Brazil has been taking major steps towards tackling climate change in the 21st century. In 2015, the US Brazil Climate Change Working Group was established in a cooperative defense against deforestation and carbon emissions, with Brazil “aiming to reach net zero emissions by 2050 and eliminate illegal deforestation by 2028.”[1] Natural disasters have plagued Brazil for decades, but this past decade has seen some of the most substantial impacts with back to back droughts in 2012 and 2014 affecting four million and 27 million individuals respectively, and a wildfire in 2019 affecting over 10 million individuals, with climate change being recognized as having “a significant impact on disaster management efforts.”[2] As more and more people are harmed by climate change, Brazil continues to strike down those promoting practices harming the environment.

The next strategy Brazil has utilized is litigation against private entities. On September 12, 2023, Brazil’s Attorney General Office filed a lawsuit against a private livestock farmer for deforestation of the Amazon Forest. The deforestation is set between the years 2003 and 2016. The Attorney General Office is representing the Brazilian Federal Environmental Agency. In this case, it is alleged that there is “a direct cause and effect relationship between the emission of greenhouse gasses caused by the defendant and its contributions to the global climate emergency.” [3]

This is not the first case regarding climate change that the Brazilian Federal Government has brought to court. In 2021, a similar case was filed by the Brazilian Federal Public Prosecutor’s Office regarding a cattle farmer’s deforestation activities. In both cases, the plaintiffs are seeking compensation.
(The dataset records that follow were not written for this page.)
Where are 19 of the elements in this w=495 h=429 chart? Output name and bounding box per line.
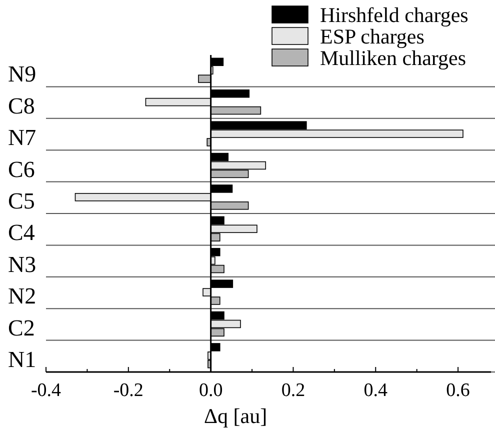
y-tick-label: N3 [8,252,36,277]
x-tick-label: -0.4 [30,380,62,401]
x-tick-label: 0.6 [446,380,470,401]
legend-label: Hirshfeld charges [320,3,468,27]
legend-label: ESP charges [320,24,424,48]
y-tick-label: C2 [8,315,35,340]
y-tick-label: C5 [8,188,35,214]
x-tick-label: -0.2 [113,380,144,401]
x-tick-label: 0.4 [364,380,388,401]
y-tick-label: N1 [8,347,36,372]
x-tick-label: 0.2 [281,380,306,401]
y-tick-label: N7 [8,125,36,150]
x-axis-title: Δq [au] [204,404,268,428]
y-tick-label: N2 [8,284,36,309]
y-tick-label: C6 [8,156,35,182]
y-tick-label: C8 [8,93,35,118]
y-tick-label: C4 [8,220,36,246]
y-tick-label: N9 [8,62,36,87]
x-tick-label: 0.0 [198,380,223,401]
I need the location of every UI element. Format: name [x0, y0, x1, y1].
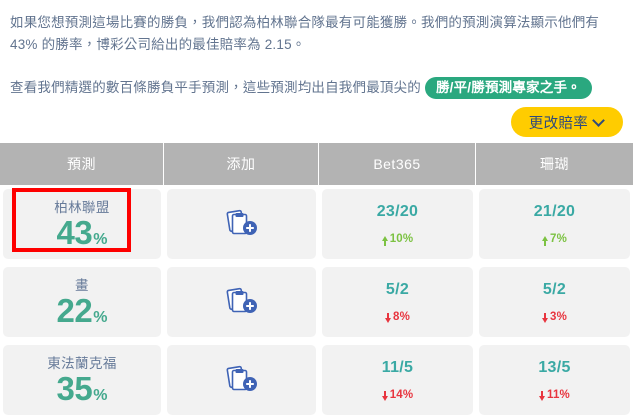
table-row: 畫 22 % — [0, 263, 633, 341]
table-header: 預測 添加 Bet365 珊瑚 — [0, 143, 633, 185]
table-body: 柏林聯盟 43 % — [0, 185, 633, 419]
chevron-down-icon — [594, 115, 605, 126]
percent-sign: % — [93, 309, 108, 326]
toolbar: 更改賠率 — [0, 99, 633, 143]
table-header-row: 預測 添加 Bet365 珊瑚 — [0, 143, 633, 185]
intro-paragraph-2: 查看我們精選的數百條勝負平手預測，這些預測均出自我們最頂尖的 勝/平/勝預測專家… — [10, 77, 623, 99]
arrow-down-icon — [384, 312, 391, 323]
arrow-down-icon — [381, 390, 388, 401]
prediction-cell[interactable]: 畫 22 % — [0, 263, 164, 341]
odds-value: 23/20 — [376, 203, 419, 220]
odds-value: 5/2 — [385, 281, 410, 298]
odds-change-value: 7% — [549, 233, 568, 245]
coral-odds-cell-inner[interactable]: 5/2 3% — [479, 267, 630, 337]
intro-text-block: 如果您想預測這場比賽的勝負，我們認為柏林聯合隊最有可能獲勝。我們的預測演算法顯示… — [0, 0, 633, 99]
team-name: 柏林聯盟 — [54, 200, 110, 215]
add-cell-inner[interactable] — [167, 189, 316, 259]
win-probability: 22 % — [57, 294, 108, 327]
coral-odds-cell[interactable]: 5/2 3% — [476, 263, 633, 341]
arrow-down-icon — [539, 390, 545, 401]
odds-change: 8% — [384, 311, 411, 323]
win-probability-value: 43 — [56, 214, 93, 251]
add-cell-inner[interactable] — [167, 345, 316, 415]
prediction-cell-inner[interactable]: 東法蘭克福 35 % — [3, 345, 161, 415]
prediction-cell[interactable]: 東法蘭克福 35 % — [0, 341, 164, 419]
odds-change: 11% — [539, 389, 570, 401]
odds-value: 21/20 — [533, 203, 576, 220]
prediction-cell-inner[interactable]: 柏林聯盟 43 % — [3, 188, 161, 259]
odds-value: 5/2 — [542, 281, 567, 298]
percent-sign: % — [93, 231, 108, 248]
win-probability: 43 % — [57, 216, 108, 249]
add-cell[interactable] — [164, 341, 319, 419]
team-name: 東法蘭克福 — [47, 356, 117, 371]
arrow-down-icon — [541, 312, 548, 323]
odds-change-value: 11% — [547, 389, 570, 401]
table-row: 東法蘭克福 35 % — [0, 341, 633, 419]
column-header-add: 添加 — [164, 143, 319, 185]
team-name: 畫 — [75, 278, 89, 293]
bet365-odds-cell[interactable]: 11/5 14% — [319, 341, 476, 419]
change-odds-label: 更改賠率 — [528, 115, 588, 132]
change-odds-button[interactable]: 更改賠率 — [510, 107, 623, 137]
bet365-odds-cell-inner[interactable]: 5/2 8% — [322, 267, 473, 337]
coral-odds-cell[interactable]: 13/5 11% — [476, 341, 633, 419]
add-cell-inner[interactable] — [167, 267, 316, 337]
odds-change-value: 8% — [392, 311, 411, 323]
add-cell[interactable] — [164, 263, 319, 341]
prediction-cell-inner[interactable]: 畫 22 % — [3, 267, 161, 337]
coral-odds-cell-inner[interactable]: 21/20 7% — [479, 189, 630, 259]
arrow-up-icon — [381, 235, 388, 246]
bet365-odds-cell-inner[interactable]: 23/20 10% — [322, 189, 473, 259]
column-header-bet365: Bet365 — [319, 143, 476, 185]
intro-paragraph-2-text: 查看我們精選的數百條勝負平手預測，這些預測均出自我們最頂尖的 — [10, 80, 425, 95]
odds-value: 11/5 — [381, 359, 414, 376]
arrow-up-icon — [541, 235, 548, 246]
win-probability-value: 35 — [56, 370, 93, 407]
add-to-betslip-icon[interactable] — [225, 209, 259, 239]
table-row: 柏林聯盟 43 % — [0, 185, 633, 263]
win-probability: 35 % — [57, 372, 108, 405]
odds-change-value: 3% — [549, 311, 568, 323]
column-header-prediction: 預測 — [0, 143, 164, 185]
percent-sign: % — [93, 387, 108, 404]
odds-change-value: 10% — [389, 233, 414, 245]
add-cell[interactable] — [164, 185, 319, 263]
bet365-odds-cell[interactable]: 23/20 10% — [319, 185, 476, 263]
add-to-betslip-icon[interactable] — [225, 365, 259, 395]
coral-odds-cell[interactable]: 21/20 7% — [476, 185, 633, 263]
coral-odds-cell-inner[interactable]: 13/5 11% — [479, 345, 630, 415]
odds-change: 3% — [541, 311, 568, 323]
odds-change-value: 14% — [389, 389, 414, 401]
expert-prediction-badge[interactable]: 勝/平/勝預測專家之手。 — [424, 77, 592, 99]
add-to-betslip-icon[interactable] — [225, 287, 259, 317]
odds-change: 7% — [541, 233, 568, 246]
odds-change: 14% — [381, 389, 414, 401]
odds-change: 10% — [381, 233, 414, 246]
odds-value: 13/5 — [538, 359, 571, 376]
predictions-odds-table: 預測 添加 Bet365 珊瑚 柏林聯盟 43 % — [0, 143, 633, 419]
bet365-odds-cell[interactable]: 5/2 8% — [319, 263, 476, 341]
column-header-coral: 珊瑚 — [476, 143, 633, 185]
prediction-cell[interactable]: 柏林聯盟 43 % — [0, 185, 164, 263]
win-probability-value: 22 — [56, 292, 93, 329]
bet365-odds-cell-inner[interactable]: 11/5 14% — [322, 345, 473, 415]
intro-paragraph-1: 如果您想預測這場比賽的勝負，我們認為柏林聯合隊最有可能獲勝。我們的預測演算法顯示… — [10, 15, 600, 52]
There is a carbon calculator software created by the Amazonian Research Institute that is used to calculate the amount of carbon released with deforestation. [4] The 2023 lawsuit has determined that one ton of carbon dioxide realized is equal to about $63.55, and a total damage of 292 million is what is currently on the table for proper compensation from the defendant.
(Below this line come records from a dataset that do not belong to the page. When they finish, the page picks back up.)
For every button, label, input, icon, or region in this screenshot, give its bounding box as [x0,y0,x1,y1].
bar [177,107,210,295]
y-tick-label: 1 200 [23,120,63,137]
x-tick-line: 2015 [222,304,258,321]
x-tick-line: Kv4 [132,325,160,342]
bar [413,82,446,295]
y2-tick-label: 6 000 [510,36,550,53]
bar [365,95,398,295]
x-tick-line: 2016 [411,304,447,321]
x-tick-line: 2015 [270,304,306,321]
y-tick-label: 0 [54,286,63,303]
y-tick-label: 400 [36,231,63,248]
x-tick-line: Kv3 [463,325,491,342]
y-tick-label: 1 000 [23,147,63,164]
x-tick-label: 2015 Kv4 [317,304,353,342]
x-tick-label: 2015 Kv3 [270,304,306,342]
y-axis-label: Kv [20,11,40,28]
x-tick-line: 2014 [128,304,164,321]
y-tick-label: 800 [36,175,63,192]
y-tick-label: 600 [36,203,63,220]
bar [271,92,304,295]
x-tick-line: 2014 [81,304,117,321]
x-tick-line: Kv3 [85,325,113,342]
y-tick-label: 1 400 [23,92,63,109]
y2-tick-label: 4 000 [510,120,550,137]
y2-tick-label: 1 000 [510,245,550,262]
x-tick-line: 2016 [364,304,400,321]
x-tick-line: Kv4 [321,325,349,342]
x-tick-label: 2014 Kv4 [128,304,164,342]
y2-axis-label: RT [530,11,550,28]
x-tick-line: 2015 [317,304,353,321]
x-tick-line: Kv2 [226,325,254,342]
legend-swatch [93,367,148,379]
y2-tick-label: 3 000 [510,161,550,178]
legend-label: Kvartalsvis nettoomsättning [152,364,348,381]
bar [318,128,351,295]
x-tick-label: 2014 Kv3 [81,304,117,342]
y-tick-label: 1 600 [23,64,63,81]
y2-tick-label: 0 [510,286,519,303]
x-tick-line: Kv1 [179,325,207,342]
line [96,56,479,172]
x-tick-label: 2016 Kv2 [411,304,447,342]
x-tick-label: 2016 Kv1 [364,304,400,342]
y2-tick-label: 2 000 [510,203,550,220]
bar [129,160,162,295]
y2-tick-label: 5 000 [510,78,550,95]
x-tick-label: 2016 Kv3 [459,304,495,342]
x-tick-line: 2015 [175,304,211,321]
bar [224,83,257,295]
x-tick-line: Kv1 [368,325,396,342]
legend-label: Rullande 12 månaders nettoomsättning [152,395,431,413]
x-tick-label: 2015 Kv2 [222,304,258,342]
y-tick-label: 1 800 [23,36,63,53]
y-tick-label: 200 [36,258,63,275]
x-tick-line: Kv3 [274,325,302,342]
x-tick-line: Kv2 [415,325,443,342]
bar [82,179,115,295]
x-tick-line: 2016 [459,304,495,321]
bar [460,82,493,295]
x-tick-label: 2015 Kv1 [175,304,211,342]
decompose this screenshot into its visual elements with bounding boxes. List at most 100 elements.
The presence of these lawsuits shows how dedicated Brazil is to their climate regulations. While many countries have some form of climate regulations, seeing how many actually adhere to them is what really matters. Brazil has made many efforts towards conserving its biodiversity but is still the largest greenhouse gas emitter of Latin America and the Caribbean.[5] It is through lawsuits like this one that Brazil is able to uphold the promises it has made to its nation and the world that greenhouse gas emissions will drop, and they will align with their net zero emissions goal by 2050. While there is much left to do to limit carbon emissions, it is intended that the compensation from cases such as this one can help the country advance their efforts against climate change.